A common complication in patients suffering from chronic liver inflammation and fibrosis is the enhanced susceptibility to viral infections and weak responses to vaccination, which are associated with significant co-morbidities. To unravel the cellular and molecular mechanisms underlying the impaired adaptive immune response during liver fibrosis, we investigated the T cell-mediated immune responses to lymphocytic choriomenigitis virus (LCMV) infection, as well as in response to OVA/PolyI:C vaccination. Using the bile duct ligation (BDL) murine model of chronic liver inflammation and fibrosis, we found that chronic liver damage is associated with persistence of infection, recapitulating the clinical situation in humans. Hallmarks of the defective anti-viral immunity in these mice were reduced expansion of LCMV-specific CD4+ and CD8+ T cells, decreased expression of IFNγ and TNFα, as well as an elevated co-expression of the exhaustion marker PD1 together with LAG3 and TIM3 in virus-specific T cells from the spleen and liver.

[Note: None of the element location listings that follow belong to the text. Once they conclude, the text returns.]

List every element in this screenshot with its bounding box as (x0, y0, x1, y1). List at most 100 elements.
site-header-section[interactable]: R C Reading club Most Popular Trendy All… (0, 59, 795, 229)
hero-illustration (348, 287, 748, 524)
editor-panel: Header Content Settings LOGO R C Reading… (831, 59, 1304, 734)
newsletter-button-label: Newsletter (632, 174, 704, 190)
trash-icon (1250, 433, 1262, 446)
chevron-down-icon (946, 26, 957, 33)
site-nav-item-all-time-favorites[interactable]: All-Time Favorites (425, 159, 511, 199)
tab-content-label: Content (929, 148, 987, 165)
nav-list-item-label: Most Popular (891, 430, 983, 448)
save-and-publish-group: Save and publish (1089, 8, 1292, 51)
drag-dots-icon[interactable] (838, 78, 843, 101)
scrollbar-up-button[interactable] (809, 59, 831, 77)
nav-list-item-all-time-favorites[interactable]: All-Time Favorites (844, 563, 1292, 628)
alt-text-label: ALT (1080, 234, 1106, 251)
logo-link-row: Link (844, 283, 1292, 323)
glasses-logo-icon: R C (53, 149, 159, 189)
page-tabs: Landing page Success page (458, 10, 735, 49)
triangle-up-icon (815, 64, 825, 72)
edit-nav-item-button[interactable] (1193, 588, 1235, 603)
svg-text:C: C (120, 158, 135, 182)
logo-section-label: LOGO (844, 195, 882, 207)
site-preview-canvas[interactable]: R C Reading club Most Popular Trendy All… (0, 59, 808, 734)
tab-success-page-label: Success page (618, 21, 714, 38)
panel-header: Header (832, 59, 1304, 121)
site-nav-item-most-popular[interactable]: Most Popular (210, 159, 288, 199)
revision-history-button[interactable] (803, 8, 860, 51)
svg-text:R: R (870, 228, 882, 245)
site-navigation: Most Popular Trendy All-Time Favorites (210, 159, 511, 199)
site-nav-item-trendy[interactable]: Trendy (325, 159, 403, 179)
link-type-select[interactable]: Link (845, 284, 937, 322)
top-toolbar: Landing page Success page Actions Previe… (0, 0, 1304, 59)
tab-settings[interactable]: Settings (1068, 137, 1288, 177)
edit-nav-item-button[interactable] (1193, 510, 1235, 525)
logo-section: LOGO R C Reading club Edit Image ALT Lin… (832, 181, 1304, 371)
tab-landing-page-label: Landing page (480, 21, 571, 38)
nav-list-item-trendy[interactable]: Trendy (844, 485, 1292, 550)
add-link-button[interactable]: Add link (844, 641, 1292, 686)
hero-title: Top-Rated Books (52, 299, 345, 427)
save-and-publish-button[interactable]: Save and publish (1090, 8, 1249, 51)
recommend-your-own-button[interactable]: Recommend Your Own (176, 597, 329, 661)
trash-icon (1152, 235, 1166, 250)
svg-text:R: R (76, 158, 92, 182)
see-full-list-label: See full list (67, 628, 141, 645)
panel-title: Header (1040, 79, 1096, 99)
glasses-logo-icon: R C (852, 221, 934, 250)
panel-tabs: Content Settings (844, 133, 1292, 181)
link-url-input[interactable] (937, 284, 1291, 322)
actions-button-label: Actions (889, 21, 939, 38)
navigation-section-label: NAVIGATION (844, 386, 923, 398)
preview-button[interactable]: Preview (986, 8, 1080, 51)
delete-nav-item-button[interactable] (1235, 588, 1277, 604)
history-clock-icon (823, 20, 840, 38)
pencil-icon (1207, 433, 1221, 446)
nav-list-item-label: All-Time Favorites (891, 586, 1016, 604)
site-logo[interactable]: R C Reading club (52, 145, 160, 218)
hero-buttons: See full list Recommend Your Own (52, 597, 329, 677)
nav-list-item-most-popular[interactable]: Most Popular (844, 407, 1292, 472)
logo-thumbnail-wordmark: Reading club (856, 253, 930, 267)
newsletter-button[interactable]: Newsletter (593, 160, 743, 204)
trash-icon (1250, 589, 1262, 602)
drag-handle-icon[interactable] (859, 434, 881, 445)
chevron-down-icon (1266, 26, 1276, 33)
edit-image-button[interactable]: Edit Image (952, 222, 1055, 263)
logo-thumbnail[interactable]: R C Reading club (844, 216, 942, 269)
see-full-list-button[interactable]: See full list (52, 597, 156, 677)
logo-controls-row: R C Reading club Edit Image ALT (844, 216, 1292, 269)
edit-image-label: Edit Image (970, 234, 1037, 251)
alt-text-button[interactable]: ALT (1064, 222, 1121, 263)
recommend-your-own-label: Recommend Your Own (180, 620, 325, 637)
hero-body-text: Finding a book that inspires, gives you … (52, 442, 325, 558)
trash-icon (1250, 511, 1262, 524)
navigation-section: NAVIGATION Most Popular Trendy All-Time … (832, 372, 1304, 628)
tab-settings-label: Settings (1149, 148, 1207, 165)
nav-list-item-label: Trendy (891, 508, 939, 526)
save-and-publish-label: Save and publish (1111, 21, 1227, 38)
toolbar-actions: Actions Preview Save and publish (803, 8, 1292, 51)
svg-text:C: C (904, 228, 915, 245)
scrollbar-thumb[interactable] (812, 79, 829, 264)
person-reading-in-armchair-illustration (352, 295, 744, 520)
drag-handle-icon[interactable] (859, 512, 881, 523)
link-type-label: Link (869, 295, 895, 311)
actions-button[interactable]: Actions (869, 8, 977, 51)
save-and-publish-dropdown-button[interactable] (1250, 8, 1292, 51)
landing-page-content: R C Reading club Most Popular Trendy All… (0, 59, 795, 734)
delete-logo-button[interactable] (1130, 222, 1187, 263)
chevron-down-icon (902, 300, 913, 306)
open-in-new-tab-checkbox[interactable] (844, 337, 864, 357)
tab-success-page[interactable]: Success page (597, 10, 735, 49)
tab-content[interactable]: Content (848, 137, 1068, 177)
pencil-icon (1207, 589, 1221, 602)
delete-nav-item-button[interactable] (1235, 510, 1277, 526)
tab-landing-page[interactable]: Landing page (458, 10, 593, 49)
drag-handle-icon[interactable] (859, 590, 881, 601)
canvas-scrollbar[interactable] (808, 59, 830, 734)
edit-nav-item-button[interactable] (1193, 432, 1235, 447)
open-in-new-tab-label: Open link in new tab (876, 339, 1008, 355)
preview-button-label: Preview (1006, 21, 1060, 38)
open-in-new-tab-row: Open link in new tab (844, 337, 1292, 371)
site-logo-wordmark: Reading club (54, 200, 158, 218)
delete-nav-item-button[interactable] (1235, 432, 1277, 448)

The reduced number of LCMV-specific CD4+ and CD8+ T cells are due to decreased proliferation as well as increased apoptosis among SMARTA T cells. Additionally, LCMV-specific CD4+ and CD8+ T cells display reduced mitochondrial fitness, characterized by a higher proportion of cells containing depolarized (i.e. dysfunctional) mitochondria, and producing high levels of superoxide among SMARTA and P14 T cells from mice with liver fibrosis. After OVA/PolyI:C vaccination antigen-specific CD4+ and CD8+ T cells were similarly reduced in numbers in mice with liver fibrosis and displayed reduced production of IFNγ, TNFα and IL-2. Interestingly, endogenous OVA-specific CD8+ T cells, as well as transferred OT-I T cells also show severe signs of exhaustion after vaccination, which manifested in elevated levels and co-expression of PD-1 and LAG3, as well as PD-1 and TIM3 in mice with liver fibrosis. The future goal of this project is to identify key molecular pathways induced by chronic liver damage that can be therapeutically modulated to promote anti-viral immunity and to improve vaccination responses in patients suffering from chronic liver inflammation and fibrosis.